Il faut donc savoir gré à Paul-François Paoli d’avoir dégonflé cette baudruche, avec tact et discernement qui plus est. La leçon à en tirer serait qu’on n’agrège pas artificiellement individus et communautés que rien ne lie véritablement tant est forte la charge de violence potentielle des rapports sociaux non consentis («Le vivre ensemble sans affinités s’appelle promiscuité»). Ni la Sécurité sociale ni l’idéal consumériste ou le culte du sport ne peuvent pallier durablement cette carence, devenue béante en France et dans une bonne partie des pays européens. La question doit donc être posée: si le modèle républicain ne «marche» plus compte tenu de ce qu’on lui demande d’assimiler, et s’il n’est pas question d’en revenir aux vieux modèles de vie communautaire qui favorisent le communautarisme, qu’en est-il aujourd’hui de l’idée de «communauté» sans laquelle il est vain de prétendre faire vivre ensemble des êtres humains? On ne saurait se contenter de dénoncer une imposture sans chercher à refonder l’ordre social – mais lequel? – qu’elle a contribué à détériorer: «Un conservatisme structuré et lucide» répond Paoli, comme il l’affirmait déjà dans Malaise de l’Occident: vers une révolution conservatrice? (Pierre-Guillaume de Roux, 2014).

Aussi faut-il prendre très au sérieux le paradoxe d’entrée souligné par l’auteur, et en mesurer dès maintenant toutes les conséquences: à force de vouloir à tout prix inclure les éléments les plus hétérogènes dans le moule républicain, et de jeter l’anathème sur les sceptiques qui en soupèsent les maigres réussites, c’est un nouveau système d’exclusion qu’on met en place et qui risque – second paradoxe – de créer un communautarisme d’État à la fois totalitaire et compassionnel sur les ruines de la «chose publique» (res publica) et plus encore du pays réel.

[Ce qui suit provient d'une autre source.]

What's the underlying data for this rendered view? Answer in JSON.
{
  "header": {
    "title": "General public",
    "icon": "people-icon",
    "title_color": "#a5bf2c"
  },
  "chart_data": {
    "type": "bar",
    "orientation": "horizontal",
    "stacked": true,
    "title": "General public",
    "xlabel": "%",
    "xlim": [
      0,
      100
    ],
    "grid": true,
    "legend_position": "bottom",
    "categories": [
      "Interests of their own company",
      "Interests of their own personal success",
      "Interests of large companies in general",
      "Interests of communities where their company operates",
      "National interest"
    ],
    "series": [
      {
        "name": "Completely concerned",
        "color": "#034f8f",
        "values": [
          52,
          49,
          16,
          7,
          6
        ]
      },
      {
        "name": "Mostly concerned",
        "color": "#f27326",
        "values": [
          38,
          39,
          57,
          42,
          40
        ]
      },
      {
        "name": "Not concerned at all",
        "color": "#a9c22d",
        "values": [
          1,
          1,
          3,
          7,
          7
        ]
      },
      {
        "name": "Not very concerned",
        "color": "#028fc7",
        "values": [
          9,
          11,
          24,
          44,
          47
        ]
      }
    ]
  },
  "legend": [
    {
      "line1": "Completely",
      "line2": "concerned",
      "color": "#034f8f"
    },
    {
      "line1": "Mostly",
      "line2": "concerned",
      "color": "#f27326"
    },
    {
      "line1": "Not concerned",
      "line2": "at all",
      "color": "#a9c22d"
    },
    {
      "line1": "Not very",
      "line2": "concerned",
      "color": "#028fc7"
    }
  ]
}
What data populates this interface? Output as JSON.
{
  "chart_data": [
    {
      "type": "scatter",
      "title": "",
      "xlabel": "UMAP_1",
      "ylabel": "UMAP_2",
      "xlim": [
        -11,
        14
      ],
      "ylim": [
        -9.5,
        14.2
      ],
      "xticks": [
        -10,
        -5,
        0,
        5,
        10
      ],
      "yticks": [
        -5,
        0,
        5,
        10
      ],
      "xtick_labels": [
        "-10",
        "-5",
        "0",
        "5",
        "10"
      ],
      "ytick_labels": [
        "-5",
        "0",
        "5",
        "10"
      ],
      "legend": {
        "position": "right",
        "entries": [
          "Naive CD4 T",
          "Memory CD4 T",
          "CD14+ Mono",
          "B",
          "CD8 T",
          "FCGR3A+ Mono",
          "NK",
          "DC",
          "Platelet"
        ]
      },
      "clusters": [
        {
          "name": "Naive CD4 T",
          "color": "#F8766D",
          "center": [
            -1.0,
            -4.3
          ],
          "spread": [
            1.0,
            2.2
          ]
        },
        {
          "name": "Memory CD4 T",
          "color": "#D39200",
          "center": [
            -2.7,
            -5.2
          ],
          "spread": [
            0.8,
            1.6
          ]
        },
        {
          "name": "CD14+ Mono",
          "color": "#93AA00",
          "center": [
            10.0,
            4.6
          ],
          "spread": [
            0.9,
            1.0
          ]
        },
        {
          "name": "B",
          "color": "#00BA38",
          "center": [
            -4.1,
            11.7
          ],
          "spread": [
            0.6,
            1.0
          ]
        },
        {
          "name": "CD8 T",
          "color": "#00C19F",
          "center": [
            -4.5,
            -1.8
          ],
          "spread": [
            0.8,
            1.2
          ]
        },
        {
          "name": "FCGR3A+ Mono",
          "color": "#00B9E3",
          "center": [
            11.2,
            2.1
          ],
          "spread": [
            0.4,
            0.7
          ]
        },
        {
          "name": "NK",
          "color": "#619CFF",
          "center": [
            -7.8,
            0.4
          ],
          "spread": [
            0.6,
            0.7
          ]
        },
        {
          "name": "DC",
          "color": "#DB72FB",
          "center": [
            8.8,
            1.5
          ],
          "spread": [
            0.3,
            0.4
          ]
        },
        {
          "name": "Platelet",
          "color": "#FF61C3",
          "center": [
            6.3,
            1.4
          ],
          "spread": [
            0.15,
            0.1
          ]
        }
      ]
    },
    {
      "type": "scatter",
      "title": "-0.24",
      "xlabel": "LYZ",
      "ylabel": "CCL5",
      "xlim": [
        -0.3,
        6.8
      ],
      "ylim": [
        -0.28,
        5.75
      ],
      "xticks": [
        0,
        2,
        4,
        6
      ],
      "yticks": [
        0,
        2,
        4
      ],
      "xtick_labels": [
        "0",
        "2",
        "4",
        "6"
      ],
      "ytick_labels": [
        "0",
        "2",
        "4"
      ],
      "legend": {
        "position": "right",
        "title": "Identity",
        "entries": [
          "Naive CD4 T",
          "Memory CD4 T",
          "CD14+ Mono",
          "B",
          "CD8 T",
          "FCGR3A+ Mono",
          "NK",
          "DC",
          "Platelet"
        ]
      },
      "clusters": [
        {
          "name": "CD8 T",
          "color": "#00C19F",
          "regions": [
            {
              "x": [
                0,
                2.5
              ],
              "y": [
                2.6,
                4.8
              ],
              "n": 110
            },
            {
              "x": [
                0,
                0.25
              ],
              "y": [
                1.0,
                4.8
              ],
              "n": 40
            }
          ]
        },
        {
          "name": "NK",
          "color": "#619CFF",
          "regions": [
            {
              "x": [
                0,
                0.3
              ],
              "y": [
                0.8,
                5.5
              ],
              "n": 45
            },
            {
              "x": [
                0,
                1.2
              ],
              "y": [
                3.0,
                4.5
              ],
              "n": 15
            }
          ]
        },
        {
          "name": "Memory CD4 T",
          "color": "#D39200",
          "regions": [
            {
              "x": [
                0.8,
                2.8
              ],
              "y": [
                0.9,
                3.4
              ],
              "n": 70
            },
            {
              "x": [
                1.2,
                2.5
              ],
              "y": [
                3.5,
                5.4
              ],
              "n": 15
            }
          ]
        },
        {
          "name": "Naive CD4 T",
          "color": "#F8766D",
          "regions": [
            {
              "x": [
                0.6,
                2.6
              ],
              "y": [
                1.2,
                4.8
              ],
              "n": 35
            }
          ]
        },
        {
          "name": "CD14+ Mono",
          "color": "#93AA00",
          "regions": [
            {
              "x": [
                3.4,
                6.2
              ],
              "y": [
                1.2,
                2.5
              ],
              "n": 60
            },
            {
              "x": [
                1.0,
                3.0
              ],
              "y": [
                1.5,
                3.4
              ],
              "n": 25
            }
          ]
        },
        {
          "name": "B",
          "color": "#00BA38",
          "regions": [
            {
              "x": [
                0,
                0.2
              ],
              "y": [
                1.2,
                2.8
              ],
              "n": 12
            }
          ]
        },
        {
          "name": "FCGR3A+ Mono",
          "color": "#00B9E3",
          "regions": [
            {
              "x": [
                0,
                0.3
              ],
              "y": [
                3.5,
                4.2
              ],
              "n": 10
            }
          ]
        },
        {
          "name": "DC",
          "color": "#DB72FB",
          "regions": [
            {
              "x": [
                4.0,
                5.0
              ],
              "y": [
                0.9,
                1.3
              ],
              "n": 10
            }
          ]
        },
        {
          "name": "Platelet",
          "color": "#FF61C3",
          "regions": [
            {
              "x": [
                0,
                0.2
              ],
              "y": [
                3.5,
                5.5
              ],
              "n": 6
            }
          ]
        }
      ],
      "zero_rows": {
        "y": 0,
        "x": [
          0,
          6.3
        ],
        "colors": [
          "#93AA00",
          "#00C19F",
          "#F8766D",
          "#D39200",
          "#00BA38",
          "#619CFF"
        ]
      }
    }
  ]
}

Telle fut la crainte de Saint-Exupéry écrivant en 1941 déjà: «Vous appelez Fraternité cette indifférence bienveillante qui provient de ce que nul ne s’intéresse véritablement à personne». L’exclusion ne deviendrait paradoxalement élective que pour les individus suffisamment déterminés pour faire mentalement sécession, et décider d’un «vivre ensemble» qui ne devrait plus rien à la doxa ambiante mais perpétuerait envers et contre tout le sens de la vie, en privé et en commun, qui fut et devrait demeurer l’expression du génie européen. La situation décrite par Ernst Jünger dans Sur les falaises de marbre (1938) en somme, alors que les hordes du Grand Forestier s’apprêtaient à faire main basse sur l’Europe. Est-ce vraiment ce à quoi tant de lâchetés accumulées nous préparent, et est-il encore temps de dire «non» à la liquidation progressive de l’héritage culturel français et européen ?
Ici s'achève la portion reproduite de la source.